# Hi all!



## CG_Justin (Nov 16, 2010)

Hi all!

Im new here. My name is Justin and my girlfriend and I live in northern NJ. We recently got our first apartment together and as a gift from a friend we got a one year old ringneck dove. He is a male and his name is Tot (as in "tater-tot"  ) I have kept birds in the past, i had two parakeets and a cockateil that my ex-wife kept after our divorce. 
I have to say, I thought having a dove would be kind of silly. I did not think they were very interactive, but boy was I wrong! I absolutly LOVE this little guy! He is very interactive and affectionate. His soft cooing sounds fill the room and he is just a delight to have in the home.
I have been reading through the posts here and have gotten some very helpful hints aside from what advice his prevous owner had given me. I think we are well set up for giving Tot all the love and care he needs. 
Now, since I have never kept a dove before there are two things I am wondering about. 

1. Tot has NO problem letting me handle him and pet him, but when my girlfriend tries to get him to even perch on her finger he flies away.  Could this be due to the fact that his previous owner was a single guy and Tot is not used to women?

2. Having only one dove, I thought it might be a good idea to put a mirror in Tot's cage. Upon doing so his behavior has become a bit strange. He is making a more "deep throated" cooing sound while bobbing his head up and down. He also started making a very funny "laughing" sound.  Is this a sign of agression towards his mirror reflection? Should I remove the mirror?

Other than those two items Tot seems very happy and content. I just love having him around and I look forward to posting here alot in the future.

Thanks in advance for any and all advice.


----------



## doveone52 (Aug 3, 2009)

Welcome,Justin and girlfriend! I'm so glad to see another ringneck lover. Aren't they just great pets? Sounds like he is just showing off-I think it's a man thing!


----------



## Skyeking (Jan 17, 2003)

Hello and Welcome to Pigeon Talk,

Sounds like you have found a wonderful pet. 
I've never had a dove but I understand they can be every bit as social and engaging pigeons.


----------



## spirit wings (Mar 29, 2008)

doves can be pretty aggresive when they are protecting their turf..my thought is they do better in pairs or a trio or even an aviary with more doves.. keeping a lone dove without him being able to have a wife and do all those things doves do and alot of it is nesting and wooing his mate and making house.. would or could get lonely IMO.. time wise it is hard to meet all his needs for a mate.. I would get him a hen, and introduce slowly...he just may see you as his mate and the new bird as competition.. untill they figure out who is who and get used to each other the hen may accept him.


----------



## Ross Howard (Nov 26, 2009)

Talking to his reflection is normal but he will fall for mirror image & you will lose him as buddy.
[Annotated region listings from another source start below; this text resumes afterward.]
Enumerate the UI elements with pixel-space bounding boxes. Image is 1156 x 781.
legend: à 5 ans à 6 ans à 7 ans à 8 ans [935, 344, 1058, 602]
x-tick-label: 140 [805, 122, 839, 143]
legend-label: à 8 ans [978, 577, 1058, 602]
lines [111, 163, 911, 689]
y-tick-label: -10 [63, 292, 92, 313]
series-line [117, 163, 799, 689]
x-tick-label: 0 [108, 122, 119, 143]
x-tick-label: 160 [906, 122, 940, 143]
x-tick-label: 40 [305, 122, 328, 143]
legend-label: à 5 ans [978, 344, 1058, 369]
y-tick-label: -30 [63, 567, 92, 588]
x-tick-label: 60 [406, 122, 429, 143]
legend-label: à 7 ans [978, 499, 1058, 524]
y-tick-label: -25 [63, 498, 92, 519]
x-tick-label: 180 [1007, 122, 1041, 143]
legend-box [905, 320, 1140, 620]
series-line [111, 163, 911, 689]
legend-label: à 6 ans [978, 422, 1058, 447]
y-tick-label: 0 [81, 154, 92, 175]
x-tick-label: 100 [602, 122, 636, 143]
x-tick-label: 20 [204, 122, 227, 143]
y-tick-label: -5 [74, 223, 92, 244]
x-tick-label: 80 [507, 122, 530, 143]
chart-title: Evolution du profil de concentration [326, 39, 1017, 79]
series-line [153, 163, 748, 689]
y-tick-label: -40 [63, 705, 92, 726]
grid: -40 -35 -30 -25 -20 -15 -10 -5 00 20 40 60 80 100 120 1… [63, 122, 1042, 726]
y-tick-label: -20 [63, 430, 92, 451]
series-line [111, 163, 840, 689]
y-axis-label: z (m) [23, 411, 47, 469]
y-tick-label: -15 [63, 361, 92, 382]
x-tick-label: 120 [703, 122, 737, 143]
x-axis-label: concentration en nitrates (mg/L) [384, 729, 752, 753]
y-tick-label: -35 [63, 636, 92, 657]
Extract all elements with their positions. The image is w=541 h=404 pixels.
Also same will happen with a mate unless you can train both to be your buddy. Has been my experience with doves , pigeons , chickens & ducks with the males.


----------



## CG_Justin (Nov 16, 2010)

Thanks for the warm welcome and advice all.  I think I will be removing the mirror for now as I would like him to remain my "buddy" and not fall in love with himself.


----------



## Doves1111 (Mar 5, 2005)

Hi Justin...welcome to PT. Single doves make wonderful pets, but because they are alone...they need a lot of human attention and interaction. Removing the mirror is a good idea...especially if you want him to be your buddy. Being afraid of your girlfriend is probably like you said...he is not used to women. Have your girlfriend feed him his favorite treat. Give him time and he should come around. Most pet birds usually have one favorite person...in my house, that would be me! 

Dawn


----------



## Jaye (Mar 13, 2008)

Justin...how about a photo ? (Of the dove, that is....)


----------



## ptras (Jun 29, 2010)

CG_Justin said:


> Thanks for the warm welcome and advice all.  I think I will be removing the mirror for now as I would like him to remain my "buddy" and not fall in love with himself.
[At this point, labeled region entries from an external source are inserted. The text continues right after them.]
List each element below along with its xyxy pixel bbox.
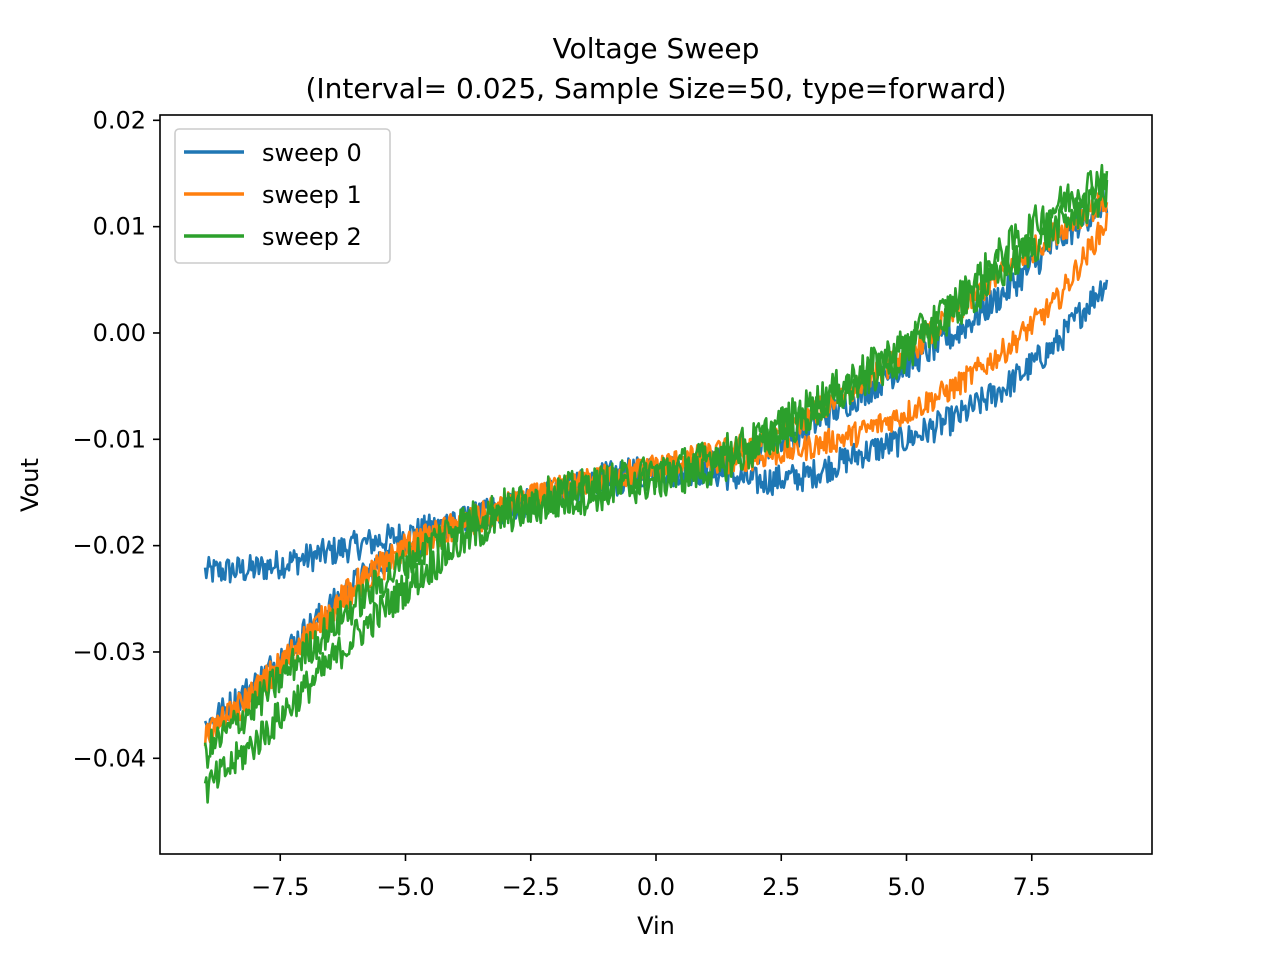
- y-tick-label: 0.01: [93, 213, 146, 241]
- chart-title: Voltage Sweep: [553, 32, 760, 65]
- x-tick-label: 2.5: [762, 873, 800, 901]
- y-axis-label: Vout: [16, 458, 44, 512]
- legend-box: [174, 128, 391, 264]
- x-tick-label: 0.0: [637, 873, 675, 901]
- series-layer: [203, 163, 1109, 804]
- x-tick-label: −7.5: [251, 873, 309, 901]
- x-axis-ticks: −7.5 −5.0 −2.5 0.0 2.5 5.0 7.5: [251, 854, 1051, 901]
- legend: sweep 0 sweep 1 sweep 2: [174, 128, 391, 264]
- legend-label-sweep-1: sweep 1: [262, 181, 362, 209]
- series-line-sweep-2-branch-1: [203, 163, 1109, 769]
- y-tick-label: −0.04: [72, 744, 146, 772]
- x-tick-label: −2.5: [502, 873, 560, 901]
- x-axis-label: Vin: [637, 912, 675, 940]
- y-tick-label: 0.00: [93, 319, 146, 347]
- x-tick-label: 7.5: [1013, 873, 1051, 901]
- y-axis-ticks: −0.04 −0.03 −0.02 −0.01 0.00 0.01 0.02: [72, 106, 160, 772]
- y-tick-label: −0.02: [72, 532, 146, 560]
- x-tick-label: 5.0: [887, 873, 925, 901]
- y-tick-label: −0.03: [72, 638, 146, 666]
- x-tick-label: −5.0: [376, 873, 434, 901]
- y-tick-label: 0.02: [93, 106, 146, 134]
- legend-label-sweep-0: sweep 0: [262, 139, 362, 167]
- legend-label-sweep-2: sweep 2: [262, 223, 362, 251]
- series-sweep-2: [203, 163, 1109, 804]
- y-tick-label: −0.01: [72, 425, 146, 453]
- chart-subtitle: (Interval= 0.025, Sample Size=50, type=f…: [305, 72, 1006, 105]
Shouldn't be a problem. Pigeons (and I assume doves) are one of only three animals that pass the "mirror test." That is, they recognize the reflection to be themselves rather than another bird. If your dove is displaying mating behavior (as it appears he is) in front of the mirror, it will only be a matter of time before he should figure out he is trying to woo himself.


----------